Under this framework, goals are a specific type of facts, laden by a specific theory of mind of another agent (natural or AI). A theory of mind here should be a specialised version of a general theory of cognition which itself, as noted above, includes a generative model and planning-as-inference, under which goals become future world states or some features of future world states, predicted/planned (prediction and planning is the same thing, under planning-as-inference) by the other mind (or oneself, if the agent reflects about its own goals).[1]

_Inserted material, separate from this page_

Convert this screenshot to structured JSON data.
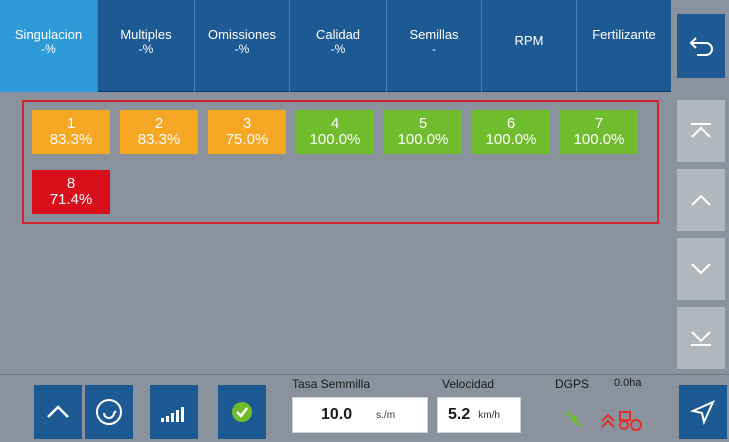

Thus, goal alignment is easy (practically, automatic) when two agents are aligned on methodology and science (albeit goal alignment even between methodologically and scientifically aligned agents usually still requires communication and coordination, unless we enter the territory of logical handshakes...), but is also futile when there is no common methodological and scientific ground. 

  1. ^

    Incidentally, this means that RL is not a very useful framework for discussing goals, because goals couldn't be conceptualised under RL easily, which causes a lot of trouble to people in the AI safety community who tend to think that there should be a single "right" theory or framework of cognition and intelligence. There should not: For alignment, we should simultaneously use multiple theories of cognition and value. And RL, although probably couldn't be deployed very usefully to discuss goal alignment specifically, could still be used to discussed some aspects of value alignment between the minds.